Getting health care costs under control is important, and it would reduce the pressure to cut social programs. But the fundamental problem here is a political one, not an economic one. Articulating a vision of government that makes sense of Medicare beyond ‘old people will get mad if we cut it’ is an essential task here.
On another note, why is it that cost controls are an issues with Medicare but not Medicaid? Is it simply the difference in the political power of their constituencies, or are there institutional design differences that play a role?

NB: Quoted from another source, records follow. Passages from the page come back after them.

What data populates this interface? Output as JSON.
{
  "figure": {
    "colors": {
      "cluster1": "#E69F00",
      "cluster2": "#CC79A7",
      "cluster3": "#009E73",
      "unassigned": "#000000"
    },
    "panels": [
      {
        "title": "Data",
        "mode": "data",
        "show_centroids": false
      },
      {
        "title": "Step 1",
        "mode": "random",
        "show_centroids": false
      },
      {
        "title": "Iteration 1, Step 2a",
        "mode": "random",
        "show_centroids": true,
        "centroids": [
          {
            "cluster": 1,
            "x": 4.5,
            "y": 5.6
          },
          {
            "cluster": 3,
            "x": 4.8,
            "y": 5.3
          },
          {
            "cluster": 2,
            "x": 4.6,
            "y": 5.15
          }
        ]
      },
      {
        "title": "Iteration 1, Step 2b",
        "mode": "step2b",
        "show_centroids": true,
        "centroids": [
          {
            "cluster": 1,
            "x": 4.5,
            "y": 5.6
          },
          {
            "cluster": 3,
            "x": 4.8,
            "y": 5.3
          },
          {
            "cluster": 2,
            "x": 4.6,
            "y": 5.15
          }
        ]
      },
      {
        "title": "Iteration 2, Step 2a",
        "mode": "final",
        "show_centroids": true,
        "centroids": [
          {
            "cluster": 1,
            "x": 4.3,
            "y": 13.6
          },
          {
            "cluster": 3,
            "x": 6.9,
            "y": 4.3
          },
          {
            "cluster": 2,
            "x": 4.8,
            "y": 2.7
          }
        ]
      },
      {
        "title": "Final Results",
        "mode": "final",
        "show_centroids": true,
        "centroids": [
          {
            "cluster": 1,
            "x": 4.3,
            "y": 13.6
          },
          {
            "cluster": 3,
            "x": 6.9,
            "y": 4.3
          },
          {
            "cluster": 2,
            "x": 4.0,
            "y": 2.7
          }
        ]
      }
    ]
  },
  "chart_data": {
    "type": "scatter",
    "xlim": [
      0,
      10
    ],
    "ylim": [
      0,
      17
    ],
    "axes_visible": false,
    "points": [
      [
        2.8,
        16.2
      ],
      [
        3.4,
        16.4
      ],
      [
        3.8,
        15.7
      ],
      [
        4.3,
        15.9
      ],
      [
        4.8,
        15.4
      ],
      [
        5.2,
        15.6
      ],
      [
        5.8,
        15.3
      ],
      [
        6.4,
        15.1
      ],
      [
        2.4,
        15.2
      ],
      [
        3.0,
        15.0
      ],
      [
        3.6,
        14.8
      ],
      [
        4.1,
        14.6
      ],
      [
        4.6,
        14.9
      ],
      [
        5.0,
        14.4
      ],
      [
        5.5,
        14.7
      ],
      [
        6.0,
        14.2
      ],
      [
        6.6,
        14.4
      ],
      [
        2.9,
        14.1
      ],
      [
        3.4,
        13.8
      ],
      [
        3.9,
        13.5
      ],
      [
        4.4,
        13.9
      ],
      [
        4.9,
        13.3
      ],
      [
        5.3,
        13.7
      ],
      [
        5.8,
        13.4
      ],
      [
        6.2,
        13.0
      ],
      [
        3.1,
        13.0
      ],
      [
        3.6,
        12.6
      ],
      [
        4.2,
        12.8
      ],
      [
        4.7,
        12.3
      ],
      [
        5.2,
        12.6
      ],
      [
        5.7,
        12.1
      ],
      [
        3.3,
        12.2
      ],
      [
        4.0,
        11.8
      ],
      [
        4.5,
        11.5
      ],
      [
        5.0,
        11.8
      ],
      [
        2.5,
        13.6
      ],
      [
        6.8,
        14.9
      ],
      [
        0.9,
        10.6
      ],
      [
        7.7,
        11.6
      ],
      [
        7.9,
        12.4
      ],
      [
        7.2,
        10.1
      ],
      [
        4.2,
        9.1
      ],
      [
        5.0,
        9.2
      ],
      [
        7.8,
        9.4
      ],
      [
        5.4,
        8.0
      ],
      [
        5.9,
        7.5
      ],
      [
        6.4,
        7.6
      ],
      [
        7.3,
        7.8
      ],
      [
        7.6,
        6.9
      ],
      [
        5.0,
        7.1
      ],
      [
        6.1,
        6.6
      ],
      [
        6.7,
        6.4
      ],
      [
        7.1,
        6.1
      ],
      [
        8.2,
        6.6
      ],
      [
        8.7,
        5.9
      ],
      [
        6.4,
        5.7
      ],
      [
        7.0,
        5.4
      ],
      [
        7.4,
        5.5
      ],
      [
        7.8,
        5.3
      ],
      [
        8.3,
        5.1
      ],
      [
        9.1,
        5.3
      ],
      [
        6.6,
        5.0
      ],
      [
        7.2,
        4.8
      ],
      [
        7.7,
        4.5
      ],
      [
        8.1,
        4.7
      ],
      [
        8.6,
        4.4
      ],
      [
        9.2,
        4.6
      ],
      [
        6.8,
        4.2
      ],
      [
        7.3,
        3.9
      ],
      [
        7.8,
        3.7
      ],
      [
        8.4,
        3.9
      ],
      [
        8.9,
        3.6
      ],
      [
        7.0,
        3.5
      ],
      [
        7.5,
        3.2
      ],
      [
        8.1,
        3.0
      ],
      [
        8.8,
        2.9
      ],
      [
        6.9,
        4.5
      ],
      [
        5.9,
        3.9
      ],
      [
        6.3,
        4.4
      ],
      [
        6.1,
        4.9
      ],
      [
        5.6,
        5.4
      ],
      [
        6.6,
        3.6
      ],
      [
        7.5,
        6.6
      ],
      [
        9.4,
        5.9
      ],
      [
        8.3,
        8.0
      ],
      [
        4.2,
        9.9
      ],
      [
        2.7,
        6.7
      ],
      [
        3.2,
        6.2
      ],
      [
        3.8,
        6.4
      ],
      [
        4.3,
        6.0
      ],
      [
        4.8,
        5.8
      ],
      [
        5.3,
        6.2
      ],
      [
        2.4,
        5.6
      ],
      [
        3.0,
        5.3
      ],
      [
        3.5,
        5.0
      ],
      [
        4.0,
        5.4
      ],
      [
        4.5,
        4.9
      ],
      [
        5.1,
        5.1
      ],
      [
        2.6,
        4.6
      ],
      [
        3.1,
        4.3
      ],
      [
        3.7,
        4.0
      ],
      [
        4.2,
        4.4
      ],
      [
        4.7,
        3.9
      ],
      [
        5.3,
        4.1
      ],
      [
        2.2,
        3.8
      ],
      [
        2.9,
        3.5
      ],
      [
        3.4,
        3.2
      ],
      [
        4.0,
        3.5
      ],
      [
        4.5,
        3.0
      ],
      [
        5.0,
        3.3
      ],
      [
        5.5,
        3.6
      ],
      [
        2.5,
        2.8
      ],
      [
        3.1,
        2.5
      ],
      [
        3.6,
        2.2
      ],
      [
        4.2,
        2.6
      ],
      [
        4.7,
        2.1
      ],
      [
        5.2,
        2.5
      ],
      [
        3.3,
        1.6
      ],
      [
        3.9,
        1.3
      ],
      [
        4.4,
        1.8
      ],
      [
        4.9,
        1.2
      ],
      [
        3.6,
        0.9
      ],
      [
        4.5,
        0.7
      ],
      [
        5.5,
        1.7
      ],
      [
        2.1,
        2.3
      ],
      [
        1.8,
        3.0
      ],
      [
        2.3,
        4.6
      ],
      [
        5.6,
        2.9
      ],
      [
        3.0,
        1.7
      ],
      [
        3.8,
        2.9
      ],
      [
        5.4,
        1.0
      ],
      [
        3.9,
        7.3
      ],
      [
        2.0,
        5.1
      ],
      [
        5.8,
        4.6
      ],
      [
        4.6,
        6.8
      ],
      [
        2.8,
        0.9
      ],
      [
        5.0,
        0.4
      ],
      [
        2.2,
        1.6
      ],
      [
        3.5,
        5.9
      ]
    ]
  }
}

Almost one-third of Medicaid dollars are actually spent on senior citizens…..so to that extent the programs must be discussed together.
For years I have been reading the complaints by individual states that Medicaid was crushing their budgets. I became less sympathetic when I discovered that some of the loudest complainers have no state income tax (i.e. Texas). This backs up Greg Anrig’s view that Medicaid should be federalized.
Medicare taxes do have to go up out of sheer demographics. There are 33 million persons in America today between ages 55 and 65. They are not a secret, they have all been here a while. If we performed a major miracle and held the cost of health care to zero percent inflation, even then the cost of Medicare to the federal budget would go up faster than federal revenues are likely to go up.
If we also let the cost of Medicare per-enrollee go up by 6 to 8 per cent a year, then by 2020 we will be spending about $1.3 trillion on Medicare alone. If federal tax revenues from all sources grow by 2% a year,
then total revenues will be a little less than $3 trillion. At that point I guess we will have to choose between higher taxes, slashing Medicare, or slashing the defense budget — or all three.